現実には、好景気のときほど所得格差が広がり、持てるものと持たざるものの差が広がっている。

日本の歴史上、最も所得格差が広がったのは1970年前後の日本が好景気に沸いた時代。)

好景気のときに時流に乗らないと、金持ちにはなれない。アベノミクスは、政府が景気を拡大している時期で、金持ちになろうとする人には大きなチャンス。

稼げるときに集中投資で大きく稼ぐ(P64)

株式投資で成功した人は、儲かったバブルのときに、1つや2つの特定銘柄を集中投資して儲けた人。

常時継続的に株で儲けているのではなく、実際は時流に乗って稼げるときに集中投資で成功した人がほとんど。

チャンスを待ち、時流に乗り、伸びている株に集中投資。これが株で儲けるポイント。

貯金に意味はない?(P141)

万が一のときに備え、お金を貯めることは大切だが、現実問題、ちょっとやそっとの貯金はほとんど意味がない。

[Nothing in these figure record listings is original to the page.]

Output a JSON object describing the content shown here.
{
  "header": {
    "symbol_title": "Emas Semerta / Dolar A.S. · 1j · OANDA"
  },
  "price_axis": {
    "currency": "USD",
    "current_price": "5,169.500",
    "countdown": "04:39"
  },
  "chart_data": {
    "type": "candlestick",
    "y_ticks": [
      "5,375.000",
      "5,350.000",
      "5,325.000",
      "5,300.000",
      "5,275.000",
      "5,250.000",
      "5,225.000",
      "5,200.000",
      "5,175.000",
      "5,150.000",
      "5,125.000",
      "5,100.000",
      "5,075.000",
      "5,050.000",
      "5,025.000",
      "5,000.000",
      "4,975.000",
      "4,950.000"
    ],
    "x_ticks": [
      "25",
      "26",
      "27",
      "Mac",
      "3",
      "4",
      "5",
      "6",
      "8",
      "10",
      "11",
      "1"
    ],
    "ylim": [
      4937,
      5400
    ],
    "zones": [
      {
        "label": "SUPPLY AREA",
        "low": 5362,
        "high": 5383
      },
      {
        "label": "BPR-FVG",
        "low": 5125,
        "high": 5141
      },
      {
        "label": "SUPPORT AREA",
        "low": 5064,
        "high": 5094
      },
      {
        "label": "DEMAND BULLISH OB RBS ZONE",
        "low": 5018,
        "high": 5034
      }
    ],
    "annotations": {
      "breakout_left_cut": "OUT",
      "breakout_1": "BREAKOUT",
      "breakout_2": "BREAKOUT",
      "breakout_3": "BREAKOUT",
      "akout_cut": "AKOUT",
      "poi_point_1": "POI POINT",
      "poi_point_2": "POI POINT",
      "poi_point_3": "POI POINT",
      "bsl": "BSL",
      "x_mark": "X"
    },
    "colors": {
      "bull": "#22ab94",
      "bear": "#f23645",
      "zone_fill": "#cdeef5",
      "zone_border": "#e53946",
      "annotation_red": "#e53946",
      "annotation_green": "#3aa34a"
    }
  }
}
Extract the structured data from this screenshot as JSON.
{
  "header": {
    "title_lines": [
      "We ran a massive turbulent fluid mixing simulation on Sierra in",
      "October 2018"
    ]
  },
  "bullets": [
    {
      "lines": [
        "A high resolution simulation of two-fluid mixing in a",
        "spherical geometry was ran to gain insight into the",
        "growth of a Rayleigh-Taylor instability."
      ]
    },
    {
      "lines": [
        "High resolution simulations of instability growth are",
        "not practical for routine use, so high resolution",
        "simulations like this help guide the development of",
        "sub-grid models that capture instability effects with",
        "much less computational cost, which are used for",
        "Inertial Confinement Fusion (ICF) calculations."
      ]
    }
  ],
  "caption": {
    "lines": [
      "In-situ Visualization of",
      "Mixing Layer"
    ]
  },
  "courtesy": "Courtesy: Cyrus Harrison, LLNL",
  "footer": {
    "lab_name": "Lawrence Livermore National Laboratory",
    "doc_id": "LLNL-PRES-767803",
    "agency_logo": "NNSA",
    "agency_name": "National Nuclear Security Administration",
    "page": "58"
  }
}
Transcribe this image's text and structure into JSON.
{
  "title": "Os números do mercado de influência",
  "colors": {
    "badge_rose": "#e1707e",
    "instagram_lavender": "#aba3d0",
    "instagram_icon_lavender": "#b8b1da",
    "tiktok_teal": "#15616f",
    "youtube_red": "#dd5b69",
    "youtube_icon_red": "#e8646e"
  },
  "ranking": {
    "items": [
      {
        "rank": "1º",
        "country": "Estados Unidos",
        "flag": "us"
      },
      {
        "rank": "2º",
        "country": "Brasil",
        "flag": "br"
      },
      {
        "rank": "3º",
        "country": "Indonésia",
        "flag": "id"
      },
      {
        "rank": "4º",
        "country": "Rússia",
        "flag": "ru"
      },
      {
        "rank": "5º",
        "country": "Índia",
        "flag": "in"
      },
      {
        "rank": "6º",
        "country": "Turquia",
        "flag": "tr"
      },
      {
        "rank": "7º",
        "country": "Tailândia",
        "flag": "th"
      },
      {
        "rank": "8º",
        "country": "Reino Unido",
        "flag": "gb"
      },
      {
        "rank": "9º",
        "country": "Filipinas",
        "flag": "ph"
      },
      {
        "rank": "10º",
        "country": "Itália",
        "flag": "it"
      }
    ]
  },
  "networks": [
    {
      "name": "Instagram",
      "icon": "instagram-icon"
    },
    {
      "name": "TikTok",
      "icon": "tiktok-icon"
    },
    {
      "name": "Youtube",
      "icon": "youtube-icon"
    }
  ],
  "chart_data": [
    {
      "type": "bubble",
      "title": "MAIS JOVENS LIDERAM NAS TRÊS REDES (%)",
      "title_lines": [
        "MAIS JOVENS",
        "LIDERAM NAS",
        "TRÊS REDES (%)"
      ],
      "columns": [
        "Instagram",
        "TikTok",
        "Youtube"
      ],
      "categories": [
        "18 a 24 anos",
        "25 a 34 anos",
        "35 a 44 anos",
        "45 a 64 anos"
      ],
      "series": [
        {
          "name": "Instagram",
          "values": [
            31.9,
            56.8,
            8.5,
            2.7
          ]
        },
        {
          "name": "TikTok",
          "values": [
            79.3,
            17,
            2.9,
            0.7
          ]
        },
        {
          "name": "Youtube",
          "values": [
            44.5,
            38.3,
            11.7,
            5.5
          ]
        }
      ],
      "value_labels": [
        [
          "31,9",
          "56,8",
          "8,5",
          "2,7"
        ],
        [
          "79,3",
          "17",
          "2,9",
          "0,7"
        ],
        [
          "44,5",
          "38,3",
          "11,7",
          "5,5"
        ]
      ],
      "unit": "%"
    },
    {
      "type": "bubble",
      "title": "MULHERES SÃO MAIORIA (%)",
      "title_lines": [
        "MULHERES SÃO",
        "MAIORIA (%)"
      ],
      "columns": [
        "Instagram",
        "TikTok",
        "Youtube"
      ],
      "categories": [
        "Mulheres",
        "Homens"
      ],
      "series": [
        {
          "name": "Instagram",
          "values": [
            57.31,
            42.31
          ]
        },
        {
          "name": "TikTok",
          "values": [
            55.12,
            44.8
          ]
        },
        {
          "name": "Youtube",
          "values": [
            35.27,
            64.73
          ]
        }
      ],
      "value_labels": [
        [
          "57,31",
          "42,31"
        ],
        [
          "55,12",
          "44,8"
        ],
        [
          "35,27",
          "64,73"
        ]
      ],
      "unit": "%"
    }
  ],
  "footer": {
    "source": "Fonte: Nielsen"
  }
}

いざというとき、本当に頼りになるのは、自分の貯金口座よりも、支えてくれる家族や友人、状況を切り抜けるための知識。お金はあくまで道具。

これから日本はどうなるか(P200)

好景気や不景気、時代は変わっていく。

大切なのは、時流に乗り、時流に反しない行動を取ること。時流に逆らっても、痛い目に遭うだけ。

これからの日本がどうなっていくのか、考えられる5つのキーワード。

1・人口減少と人手不足

2・知識産業化

3・国際収支の赤字化

4・物価上昇(インフレ)

5・グローバル化

感想など

購入から即日読了。

「お金持ち」をテーマにした本ですが、文章明晰、具体例も多く、お金を増やすにはどうすればいいのか、投資についてはどう考えるのか、分かりやすく理解することができました。

先行き不透明な日本、後悔しないためにお金が必要。

お金を稼ぐにはいろいろ方法がありますが、もし自分でお金を稼ぐのであれば、それなりの考え方や覚悟が必要。この本は、独立独歩でお金を稼ぐために必要な情報を提供してくれます。

「独立して事業を始めたい。お金を儲けたい!ゆくゆくは投資もしたい。」という方は一読をオススメします。